Por otra parte, si era verosímil que la ciencia creara a la vez un nuevo pensamiento es cierto que se ha tratado de de un pensamiento, mudo. Y, en muchos casos, un pensamiento que al fin ha coincidido con el de un verso.

El asunto cambia, sin embargo, con la crisis ideológica. Nunca han existido más libros y revistas de divulgación científica, ni se multiplicaron tanto los científicos entrevistados. Invitados a los media, presentes en concurridas mesas redondas, se les solicita su saber como a expedicionarios que hubieran penetrado en los reales escondrijos de la verdad mientras la sociedad se enredaba en disputas sobré el estado de las autonomías.

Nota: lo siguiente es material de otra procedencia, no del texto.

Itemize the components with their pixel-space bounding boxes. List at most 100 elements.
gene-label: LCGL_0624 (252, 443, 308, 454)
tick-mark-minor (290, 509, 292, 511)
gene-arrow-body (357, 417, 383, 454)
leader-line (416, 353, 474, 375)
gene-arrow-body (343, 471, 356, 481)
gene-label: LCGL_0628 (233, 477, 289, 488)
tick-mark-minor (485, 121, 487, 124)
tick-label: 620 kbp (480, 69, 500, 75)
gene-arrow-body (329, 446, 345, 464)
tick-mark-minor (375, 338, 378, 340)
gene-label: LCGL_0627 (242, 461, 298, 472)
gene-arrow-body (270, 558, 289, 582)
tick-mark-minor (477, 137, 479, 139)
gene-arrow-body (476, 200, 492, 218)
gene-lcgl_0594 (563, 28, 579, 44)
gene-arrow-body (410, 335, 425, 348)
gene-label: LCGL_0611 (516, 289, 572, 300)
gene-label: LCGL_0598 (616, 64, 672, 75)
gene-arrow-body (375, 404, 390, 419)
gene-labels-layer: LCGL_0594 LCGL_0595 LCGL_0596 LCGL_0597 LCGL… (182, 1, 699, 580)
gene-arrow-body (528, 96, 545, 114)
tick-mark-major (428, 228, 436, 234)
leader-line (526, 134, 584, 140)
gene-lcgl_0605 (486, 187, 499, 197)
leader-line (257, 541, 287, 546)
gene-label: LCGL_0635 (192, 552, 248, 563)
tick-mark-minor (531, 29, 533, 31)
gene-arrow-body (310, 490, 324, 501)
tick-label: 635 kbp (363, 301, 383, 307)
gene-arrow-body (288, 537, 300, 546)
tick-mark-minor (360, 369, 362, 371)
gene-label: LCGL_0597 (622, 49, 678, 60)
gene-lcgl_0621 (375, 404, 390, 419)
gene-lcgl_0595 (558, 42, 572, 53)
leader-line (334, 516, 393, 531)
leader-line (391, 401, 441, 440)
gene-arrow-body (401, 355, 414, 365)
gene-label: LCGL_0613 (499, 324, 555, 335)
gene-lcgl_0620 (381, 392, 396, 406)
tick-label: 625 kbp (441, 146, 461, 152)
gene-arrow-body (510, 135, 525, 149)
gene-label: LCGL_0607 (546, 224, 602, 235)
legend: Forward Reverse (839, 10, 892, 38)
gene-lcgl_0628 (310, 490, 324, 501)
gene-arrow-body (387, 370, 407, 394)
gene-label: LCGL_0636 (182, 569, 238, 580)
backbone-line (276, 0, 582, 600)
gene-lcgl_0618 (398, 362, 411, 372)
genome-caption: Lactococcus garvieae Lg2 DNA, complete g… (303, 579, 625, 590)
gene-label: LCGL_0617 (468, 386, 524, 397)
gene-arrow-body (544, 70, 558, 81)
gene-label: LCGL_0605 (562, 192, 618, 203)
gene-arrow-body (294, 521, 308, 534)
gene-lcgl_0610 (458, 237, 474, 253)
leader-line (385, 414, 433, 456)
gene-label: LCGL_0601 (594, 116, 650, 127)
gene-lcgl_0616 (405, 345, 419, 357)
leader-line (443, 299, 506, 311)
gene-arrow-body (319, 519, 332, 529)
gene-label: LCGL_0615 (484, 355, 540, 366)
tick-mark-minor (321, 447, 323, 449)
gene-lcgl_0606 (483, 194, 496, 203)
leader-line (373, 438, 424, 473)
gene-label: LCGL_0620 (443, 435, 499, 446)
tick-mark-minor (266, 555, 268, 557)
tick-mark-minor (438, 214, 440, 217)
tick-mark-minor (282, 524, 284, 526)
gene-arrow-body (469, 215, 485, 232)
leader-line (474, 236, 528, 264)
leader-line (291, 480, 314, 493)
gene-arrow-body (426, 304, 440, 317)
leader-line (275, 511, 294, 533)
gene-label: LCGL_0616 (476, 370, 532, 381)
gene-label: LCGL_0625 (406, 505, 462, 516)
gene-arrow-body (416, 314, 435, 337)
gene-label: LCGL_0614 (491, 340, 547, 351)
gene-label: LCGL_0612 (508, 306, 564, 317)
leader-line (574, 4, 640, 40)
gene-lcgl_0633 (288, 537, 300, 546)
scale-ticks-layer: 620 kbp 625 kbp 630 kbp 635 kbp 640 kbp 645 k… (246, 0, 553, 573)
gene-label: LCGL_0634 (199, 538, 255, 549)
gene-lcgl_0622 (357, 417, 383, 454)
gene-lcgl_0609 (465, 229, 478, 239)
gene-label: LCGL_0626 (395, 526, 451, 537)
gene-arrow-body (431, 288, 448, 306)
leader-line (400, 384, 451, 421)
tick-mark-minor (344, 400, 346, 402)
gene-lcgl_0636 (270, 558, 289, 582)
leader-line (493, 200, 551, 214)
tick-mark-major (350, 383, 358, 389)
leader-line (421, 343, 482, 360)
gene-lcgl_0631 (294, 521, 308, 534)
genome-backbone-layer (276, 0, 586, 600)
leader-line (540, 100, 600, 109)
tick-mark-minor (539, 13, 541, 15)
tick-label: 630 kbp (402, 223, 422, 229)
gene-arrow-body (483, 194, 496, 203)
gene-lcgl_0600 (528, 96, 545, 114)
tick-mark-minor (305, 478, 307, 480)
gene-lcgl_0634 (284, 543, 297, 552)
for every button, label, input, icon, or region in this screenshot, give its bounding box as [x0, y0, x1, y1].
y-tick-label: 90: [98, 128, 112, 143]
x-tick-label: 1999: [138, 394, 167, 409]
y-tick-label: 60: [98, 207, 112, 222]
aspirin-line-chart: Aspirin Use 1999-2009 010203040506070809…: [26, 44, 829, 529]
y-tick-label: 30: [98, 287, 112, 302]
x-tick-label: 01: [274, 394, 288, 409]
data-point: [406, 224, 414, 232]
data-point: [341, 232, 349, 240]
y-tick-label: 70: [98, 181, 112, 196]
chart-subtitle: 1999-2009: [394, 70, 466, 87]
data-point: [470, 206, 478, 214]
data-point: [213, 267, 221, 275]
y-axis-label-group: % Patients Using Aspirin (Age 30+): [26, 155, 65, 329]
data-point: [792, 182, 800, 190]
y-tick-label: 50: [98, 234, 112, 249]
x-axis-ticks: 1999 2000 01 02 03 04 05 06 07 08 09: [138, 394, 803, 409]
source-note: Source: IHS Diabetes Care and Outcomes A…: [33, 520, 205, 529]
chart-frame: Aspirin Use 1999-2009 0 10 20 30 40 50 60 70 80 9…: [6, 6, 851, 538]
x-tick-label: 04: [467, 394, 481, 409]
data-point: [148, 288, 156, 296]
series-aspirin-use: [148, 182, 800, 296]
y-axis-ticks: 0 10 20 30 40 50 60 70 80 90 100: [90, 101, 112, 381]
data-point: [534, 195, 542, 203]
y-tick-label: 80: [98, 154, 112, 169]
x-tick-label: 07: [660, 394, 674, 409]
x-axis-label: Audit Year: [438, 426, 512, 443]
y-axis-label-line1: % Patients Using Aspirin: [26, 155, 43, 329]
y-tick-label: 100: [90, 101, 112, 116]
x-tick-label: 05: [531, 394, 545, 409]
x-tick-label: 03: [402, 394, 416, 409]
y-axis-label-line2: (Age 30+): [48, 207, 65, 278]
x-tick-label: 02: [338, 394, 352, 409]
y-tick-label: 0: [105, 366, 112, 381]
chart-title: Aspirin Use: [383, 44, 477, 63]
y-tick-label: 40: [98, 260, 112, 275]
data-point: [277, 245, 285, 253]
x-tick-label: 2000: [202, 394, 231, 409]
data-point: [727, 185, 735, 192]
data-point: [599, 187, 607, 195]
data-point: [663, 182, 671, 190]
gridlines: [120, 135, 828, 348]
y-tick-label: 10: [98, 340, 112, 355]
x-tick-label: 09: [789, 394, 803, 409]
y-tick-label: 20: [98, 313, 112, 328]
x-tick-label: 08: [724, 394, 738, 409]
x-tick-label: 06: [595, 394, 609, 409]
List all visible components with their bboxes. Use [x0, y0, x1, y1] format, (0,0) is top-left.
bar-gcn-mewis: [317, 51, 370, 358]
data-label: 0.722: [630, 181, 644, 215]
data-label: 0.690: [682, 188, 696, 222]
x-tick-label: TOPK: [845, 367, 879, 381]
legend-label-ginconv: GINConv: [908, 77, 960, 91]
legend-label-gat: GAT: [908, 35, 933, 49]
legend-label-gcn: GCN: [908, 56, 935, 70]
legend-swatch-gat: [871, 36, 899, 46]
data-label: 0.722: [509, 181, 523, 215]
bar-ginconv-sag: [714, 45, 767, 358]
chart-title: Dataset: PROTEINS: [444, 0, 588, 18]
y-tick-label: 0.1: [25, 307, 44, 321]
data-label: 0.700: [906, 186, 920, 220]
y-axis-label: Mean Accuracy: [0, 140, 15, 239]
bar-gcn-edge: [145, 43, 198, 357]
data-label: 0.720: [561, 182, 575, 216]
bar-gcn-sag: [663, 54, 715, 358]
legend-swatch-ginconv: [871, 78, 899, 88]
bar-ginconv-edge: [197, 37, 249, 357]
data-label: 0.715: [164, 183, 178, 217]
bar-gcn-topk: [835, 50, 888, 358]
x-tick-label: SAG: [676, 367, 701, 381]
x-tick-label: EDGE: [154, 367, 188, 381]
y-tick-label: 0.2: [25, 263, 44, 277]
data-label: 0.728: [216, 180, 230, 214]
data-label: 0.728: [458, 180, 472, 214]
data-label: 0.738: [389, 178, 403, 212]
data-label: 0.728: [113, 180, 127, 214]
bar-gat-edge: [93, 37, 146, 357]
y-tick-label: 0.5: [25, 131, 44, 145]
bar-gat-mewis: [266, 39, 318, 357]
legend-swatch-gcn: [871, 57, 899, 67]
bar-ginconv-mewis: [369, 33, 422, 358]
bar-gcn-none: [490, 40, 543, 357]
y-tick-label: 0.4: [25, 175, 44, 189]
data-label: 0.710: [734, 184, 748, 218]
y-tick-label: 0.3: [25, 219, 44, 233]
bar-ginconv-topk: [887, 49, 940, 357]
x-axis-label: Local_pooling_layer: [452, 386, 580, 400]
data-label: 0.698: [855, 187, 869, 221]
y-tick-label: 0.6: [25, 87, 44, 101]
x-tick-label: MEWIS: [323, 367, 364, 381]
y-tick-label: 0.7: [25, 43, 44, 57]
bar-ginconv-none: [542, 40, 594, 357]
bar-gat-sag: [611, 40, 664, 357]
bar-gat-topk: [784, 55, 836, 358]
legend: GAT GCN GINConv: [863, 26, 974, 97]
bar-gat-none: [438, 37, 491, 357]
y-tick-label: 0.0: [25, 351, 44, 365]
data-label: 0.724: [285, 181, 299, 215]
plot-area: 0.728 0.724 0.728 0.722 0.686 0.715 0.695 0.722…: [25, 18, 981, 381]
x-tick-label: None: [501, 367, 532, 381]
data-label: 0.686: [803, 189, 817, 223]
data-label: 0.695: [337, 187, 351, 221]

He aquí pues la ciencia bajo los focos. En Figueres, este fin de semana, se reunieron expertos como el matemático René Thom y el premio Nobel de química, Ilya Prigogine. ¿Traían en sus manos aseadas la verdad única de la ciencia? Había que verlos allí en una discusión sobre la prevalencia del determinismo o el azar en la naturaleza. Si el cosmos se está enfriando, eso no incluye desde luego a los científicos. Tal como se desprendía de ese choque verbal, si existe una verdad absoluta esa es la precaria verdad de la ideología. Fogosa, enamorada. Y no hay más cera que ésta que arde.